Wieser Daniela, Niranjan Mahesan
The European Bioinformatics Institute, Wellcome Trust Genome Campus, Hinxton, Cambridge, UK.
In Silico Biol. 2009;9(3):89-103.
Distant evolutionary relationships between proteins with low sequence similarity are difficult to recognise by computational methods. Consequently, many sequences obtained from large-scale sequencing projects cannot be assigned to any known proteins or families despite being evolutionarily related. To boost sensitivity, various sequence-based methods have been modified to make use of the better conserved secondary structure. Most of these methods are instance-based or generative. Here, we introduce a kernel-based remote homology detection method that allows for a combination of sequence and secondary-structure similarity scores in a discriminative approach. We studied the ability of the method to predict superfamily membership as defined by the SCOP database. We show that a kernel method that combined sequence similarity scores with predicted secondary-structure similarity scores performed similar to a classifier that used scores calculated from sequences and true secondary structures, but performed better than a sequence-only based classifier and achieved a better mean than recently published results on the same data-set. It can be concluded that SVM classifiers trained to predict homology between distantly related proteins, become more accurate, if a joint sequence/secondary-structure similarity score approach is used.
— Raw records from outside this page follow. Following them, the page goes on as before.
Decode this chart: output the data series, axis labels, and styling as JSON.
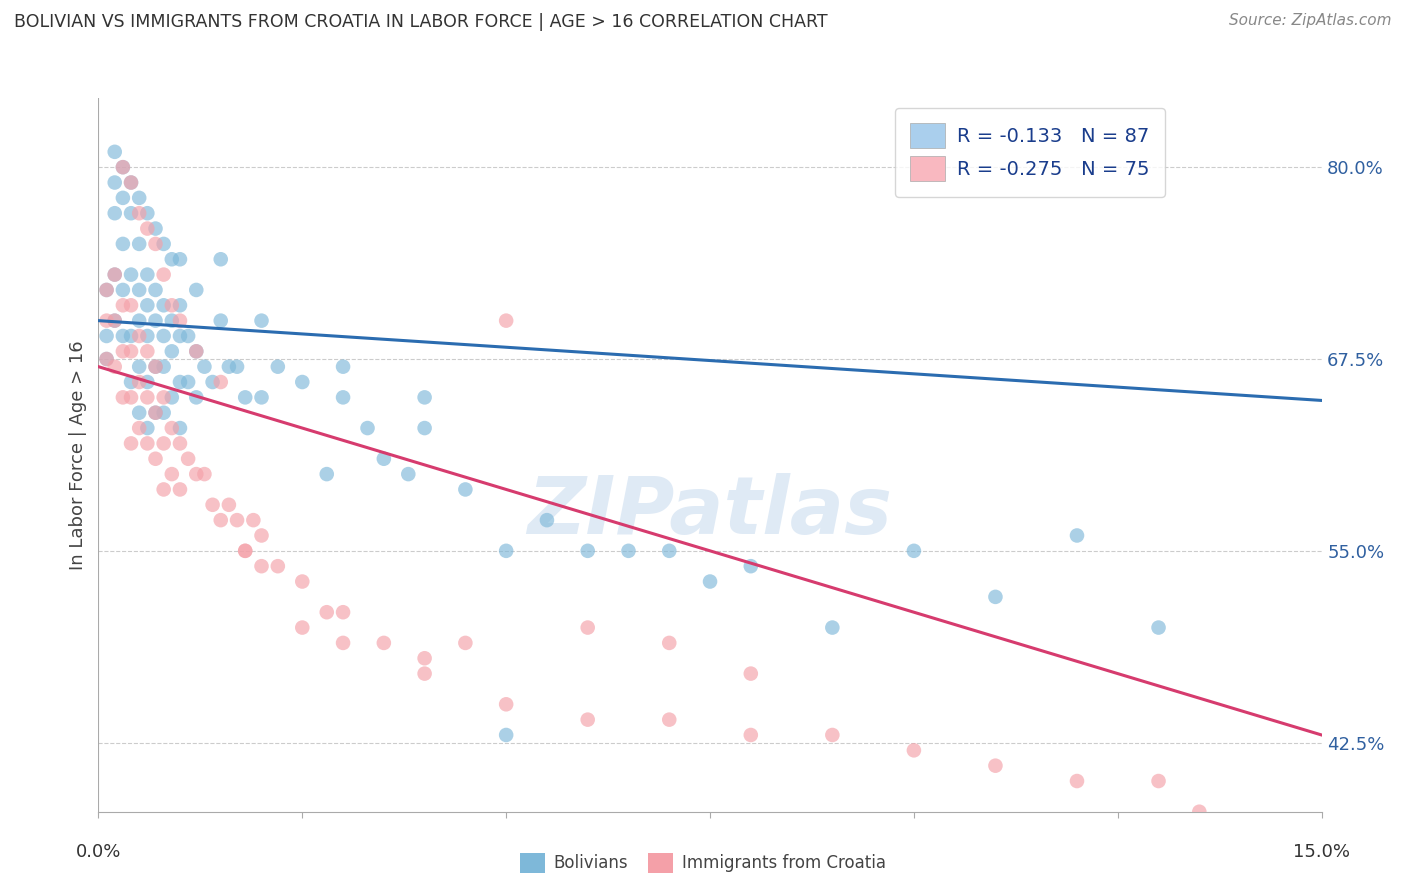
{
  "title": "BOLIVIAN VS IMMIGRANTS FROM CROATIA IN LABOR FORCE | AGE > 16 CORRELATION CHART",
  "source": "Source: ZipAtlas.com",
  "ylabel": "In Labor Force | Age > 16",
  "ytick_labels": [
    "42.5%",
    "55.0%",
    "67.5%",
    "80.0%"
  ],
  "ytick_values": [
    0.425,
    0.55,
    0.675,
    0.8
  ],
  "xmin": 0.0,
  "xmax": 0.15,
  "ymin": 0.38,
  "ymax": 0.845,
  "blue_color": "#7eb8d9",
  "pink_color": "#f4a0a8",
  "blue_line_color": "#2b6cb0",
  "pink_line_color": "#d63b6e",
  "legend_blue_label_r": "R = -0.133",
  "legend_blue_label_n": "N = 87",
  "legend_pink_label_r": "R = -0.275",
  "legend_pink_label_n": "N = 75",
  "legend_blue_box": "#aacfed",
  "legend_pink_box": "#f9b8c0",
  "watermark": "ZIPatlas",
  "watermark_color": "#c5d9ee",
  "legend_label1": "Bolivians",
  "legend_label2": "Immigrants from Croatia",
  "blue_trend_y0": 0.7,
  "blue_trend_y1": 0.648,
  "pink_trend_y0": 0.67,
  "pink_trend_y1": 0.43,
  "blue_scatter_x": [
    0.001,
    0.001,
    0.001,
    0.002,
    0.002,
    0.002,
    0.002,
    0.003,
    0.003,
    0.003,
    0.003,
    0.004,
    0.004,
    0.004,
    0.004,
    0.005,
    0.005,
    0.005,
    0.005,
    0.005,
    0.006,
    0.006,
    0.006,
    0.006,
    0.006,
    0.007,
    0.007,
    0.007,
    0.007,
    0.008,
    0.008,
    0.008,
    0.008,
    0.009,
    0.009,
    0.009,
    0.01,
    0.01,
    0.01,
    0.01,
    0.011,
    0.011,
    0.012,
    0.012,
    0.013,
    0.014,
    0.015,
    0.016,
    0.017,
    0.018,
    0.02,
    0.022,
    0.025,
    0.028,
    0.03,
    0.033,
    0.035,
    0.038,
    0.04,
    0.045,
    0.05,
    0.055,
    0.06,
    0.065,
    0.07,
    0.075,
    0.08,
    0.09,
    0.1,
    0.11,
    0.12,
    0.13,
    0.002,
    0.003,
    0.004,
    0.005,
    0.006,
    0.007,
    0.008,
    0.009,
    0.01,
    0.012,
    0.015,
    0.02,
    0.03,
    0.04,
    0.05
  ],
  "blue_scatter_y": [
    0.675,
    0.69,
    0.72,
    0.77,
    0.79,
    0.73,
    0.7,
    0.78,
    0.75,
    0.72,
    0.69,
    0.77,
    0.73,
    0.69,
    0.66,
    0.75,
    0.72,
    0.7,
    0.67,
    0.64,
    0.73,
    0.71,
    0.69,
    0.66,
    0.63,
    0.72,
    0.7,
    0.67,
    0.64,
    0.71,
    0.69,
    0.67,
    0.64,
    0.7,
    0.68,
    0.65,
    0.71,
    0.69,
    0.66,
    0.63,
    0.69,
    0.66,
    0.68,
    0.65,
    0.67,
    0.66,
    0.7,
    0.67,
    0.67,
    0.65,
    0.65,
    0.67,
    0.66,
    0.6,
    0.65,
    0.63,
    0.61,
    0.6,
    0.63,
    0.59,
    0.55,
    0.57,
    0.55,
    0.55,
    0.55,
    0.53,
    0.54,
    0.5,
    0.55,
    0.52,
    0.56,
    0.5,
    0.81,
    0.8,
    0.79,
    0.78,
    0.77,
    0.76,
    0.75,
    0.74,
    0.74,
    0.72,
    0.74,
    0.7,
    0.67,
    0.65,
    0.43
  ],
  "pink_scatter_x": [
    0.001,
    0.001,
    0.001,
    0.002,
    0.002,
    0.002,
    0.003,
    0.003,
    0.003,
    0.004,
    0.004,
    0.004,
    0.004,
    0.005,
    0.005,
    0.005,
    0.006,
    0.006,
    0.006,
    0.007,
    0.007,
    0.007,
    0.008,
    0.008,
    0.008,
    0.009,
    0.009,
    0.01,
    0.01,
    0.011,
    0.012,
    0.013,
    0.014,
    0.015,
    0.016,
    0.017,
    0.018,
    0.019,
    0.02,
    0.022,
    0.025,
    0.028,
    0.03,
    0.035,
    0.04,
    0.045,
    0.05,
    0.06,
    0.07,
    0.08,
    0.003,
    0.004,
    0.005,
    0.006,
    0.007,
    0.008,
    0.009,
    0.01,
    0.012,
    0.015,
    0.018,
    0.02,
    0.025,
    0.03,
    0.04,
    0.05,
    0.06,
    0.07,
    0.08,
    0.09,
    0.1,
    0.11,
    0.12,
    0.13,
    0.135
  ],
  "pink_scatter_y": [
    0.675,
    0.7,
    0.72,
    0.73,
    0.7,
    0.67,
    0.71,
    0.68,
    0.65,
    0.71,
    0.68,
    0.65,
    0.62,
    0.69,
    0.66,
    0.63,
    0.68,
    0.65,
    0.62,
    0.67,
    0.64,
    0.61,
    0.65,
    0.62,
    0.59,
    0.63,
    0.6,
    0.62,
    0.59,
    0.61,
    0.6,
    0.6,
    0.58,
    0.57,
    0.58,
    0.57,
    0.55,
    0.57,
    0.56,
    0.54,
    0.53,
    0.51,
    0.51,
    0.49,
    0.48,
    0.49,
    0.7,
    0.5,
    0.49,
    0.47,
    0.8,
    0.79,
    0.77,
    0.76,
    0.75,
    0.73,
    0.71,
    0.7,
    0.68,
    0.66,
    0.55,
    0.54,
    0.5,
    0.49,
    0.47,
    0.45,
    0.44,
    0.44,
    0.43,
    0.43,
    0.42,
    0.41,
    0.4,
    0.4,
    0.38
  ]
}
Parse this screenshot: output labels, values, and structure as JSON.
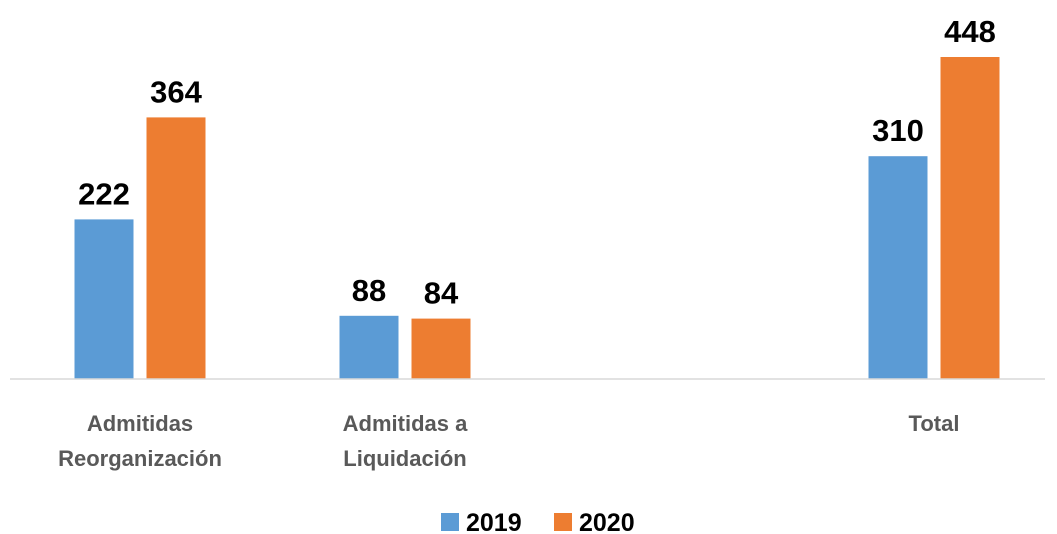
{
  "chart_data": {
    "type": "bar",
    "categories": [
      [
        "Admitidas",
        "Reorganización"
      ],
      [
        "Admitidas a",
        "Liquidación"
      ],
      [
        "Total"
      ]
    ],
    "series": [
      {
        "name": "2019",
        "color": "#5B9BD5",
        "values": [
          222,
          88,
          310
        ]
      },
      {
        "name": "2020",
        "color": "#ED7D31",
        "values": [
          364,
          84,
          448
        ]
      }
    ],
    "data_labels": true,
    "ylim": [
      0,
      448
    ],
    "grid": false,
    "legend_position": "bottom"
  }
}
序列相似性较低的蛋白质之间的远缘进化关系很难通过计算方法识别。因此,尽管从大规模测序项目中获得的许多序列在进化上相关,但它们无法被归类到任何已知的蛋白质或蛋白家族中。为了提高敏感性,各种基于序列的方法已被改进,以利用保守性更好的二级结构。这些方法大多基于实例或生成式。在此,我们介绍一种基于核的远程同源性检测方法,该方法允许在判别式方法中结合序列和二级结构相似性得分。我们研究了该方法预测由SCOP数据库定义的超家族成员的能力。我们表明,一种将序列相似性得分与预测的二级结构相似性得分相结合的核方法,其表现与使用从序列和真实二级结构计算出的得分的分类器相似,但比仅基于序列的分类器表现更好,并且在同一数据集上比最近发表的结果有更好的平均值。可以得出结论,如果使用联合序列/二级结构相似性得分方法,训练用于预测远缘相关蛋白质之间同源性的支持向量机分类器会变得更加准确。